The New Adam knows of the non–existence of the individual considered as a person. The person, as Romans expressed it in Latin, is a mask. The mask is a superficial device in the human life. Devices are tools. Tools are means, not ends. Perhaps a person results from the obeisance to the mandates of the one's own archetype, that is, from the self–denial. Thus, the New Adam condition is reached when a human being becomes his own archetype according to his temperament and the conditions given by his sex. Since sexes are poles in the being and the temperaments are part of them, isolation does not exist. Without islands (Thomas Merton wrote a bright essay on this topic), the universe is seen as an funnel: everything converges at the same point. Plotinous' imagery for the universe is plain: con–spiracy. Many worlds exist within a dynamic universe, whose apex is the human nature. It is the well-known division between microcosm and macrocosm made by the ancient philosophers. Every human being has to find his own way to the eternity.

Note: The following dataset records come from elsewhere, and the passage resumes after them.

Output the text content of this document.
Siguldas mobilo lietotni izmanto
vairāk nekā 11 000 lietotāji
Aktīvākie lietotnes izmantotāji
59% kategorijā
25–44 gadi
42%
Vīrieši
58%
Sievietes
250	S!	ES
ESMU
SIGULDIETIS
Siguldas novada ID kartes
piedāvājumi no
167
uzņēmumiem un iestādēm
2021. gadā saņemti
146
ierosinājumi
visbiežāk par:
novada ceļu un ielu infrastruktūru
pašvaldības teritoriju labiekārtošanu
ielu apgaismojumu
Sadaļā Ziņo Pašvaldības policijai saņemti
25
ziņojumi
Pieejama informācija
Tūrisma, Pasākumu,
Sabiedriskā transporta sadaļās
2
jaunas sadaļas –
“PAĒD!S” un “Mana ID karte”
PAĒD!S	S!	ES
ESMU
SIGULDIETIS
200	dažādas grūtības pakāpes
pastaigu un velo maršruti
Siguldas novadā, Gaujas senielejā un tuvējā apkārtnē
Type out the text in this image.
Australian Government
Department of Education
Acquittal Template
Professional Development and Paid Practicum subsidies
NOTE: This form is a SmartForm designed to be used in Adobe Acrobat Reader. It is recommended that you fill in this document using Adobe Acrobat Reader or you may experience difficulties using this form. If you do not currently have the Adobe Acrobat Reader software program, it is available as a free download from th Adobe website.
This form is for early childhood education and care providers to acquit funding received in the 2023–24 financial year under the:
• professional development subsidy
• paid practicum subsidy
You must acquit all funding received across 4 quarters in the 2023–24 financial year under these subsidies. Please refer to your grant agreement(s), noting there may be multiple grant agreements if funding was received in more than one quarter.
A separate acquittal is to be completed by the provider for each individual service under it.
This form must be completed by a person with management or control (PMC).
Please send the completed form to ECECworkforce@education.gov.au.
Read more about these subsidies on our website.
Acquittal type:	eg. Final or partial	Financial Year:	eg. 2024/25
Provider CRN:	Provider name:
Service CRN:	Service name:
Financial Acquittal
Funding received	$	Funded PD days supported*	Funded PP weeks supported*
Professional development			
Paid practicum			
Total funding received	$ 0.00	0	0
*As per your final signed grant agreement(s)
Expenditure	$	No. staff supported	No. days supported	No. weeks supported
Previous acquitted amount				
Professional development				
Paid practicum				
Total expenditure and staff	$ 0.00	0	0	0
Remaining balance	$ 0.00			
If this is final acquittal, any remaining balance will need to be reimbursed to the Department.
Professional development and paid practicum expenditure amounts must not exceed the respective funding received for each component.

Detached from the human condition, the New Adam represents the restoration of the paradise lost. This is a paradox, and paradoxes are the New Adam's usage of language. This usage sheds a new light on expressions such as "multicultural" or "social role." From a Western standpoint, those meanings are darkness. "Multicultural" infers the diamond shape of the truth. After the Tower of Babel, people can no longer understand each other. According to the literature of wisdom, variety, multiplicity stands for sin, fragility, and non–permanency. Languages are barriers, and the customs are the excuse for discrimination. Even in the religious field. The truth is a diamond, and the human beings only can grasp faces of it. However, from the New Adam nature, variety is transformed in an inverted mirror. The deeper one dives in a "strange" custom, the quicker the common link with a "familiar" one will be found. Shortly, the truth has many faces; all of them are only masks hiding the true center. Once somebody described the snow as a God's blessing. It comes down from the sky, and turns upside down the earth's surface. The shapes of things get revealed and the foot–print suggest the presence of a world, which is not the daily world. The snow makes evident that creation is an inverted mirror. In a multicultural experience, the heart of a serene person, as the snow does, makes him recognize the traces of the eternal man.

On the other hand, "social role" gets transformed in the famous topic of theatrum mundi. The world is a huge stage upon which human beings perform their acting. Jean Crasset's words, a French Jesuit of the 1700's, are still very clear:

«One acts as a captain, the other as a soldier [...] one as a king, the other as a prelate. Does the role of the captain correspond with that of the prelate? Grace is given you for one part but not the other. If you enter the stage at the wrong time and in the wrong order, you will cut a poor figure [...] (R.Ricard: Estudios de literatura religiosa española)

In spite of the Robinsonean taboo, there is no room for personal daydreaming. Getting knowledgeable in different backgrounds has only a purpose: to get detached from the human shape that imprisons the mind every day. Once this has been found, the one's own role will also be evident. That is why the basic teaching of the New Adam archetype could be stated this way --the man who is a person knows how to collaborate with the kernel of the universe.

Both archetypes are found in a multicultural experience. Since the main question proposed was about the future, there is no a present answer. Anyhow, from both, the second results more appealing for whom writes these lines. This does not mean that the actual description of that path is possible right now. However, a clue could be found in Goethe's advice about the study of the natural shapes. The goal is simple, and Bloy made it explicit in a more personified way: "Personality is the particular image that each soul has of God." That is why the best answer is still the silence.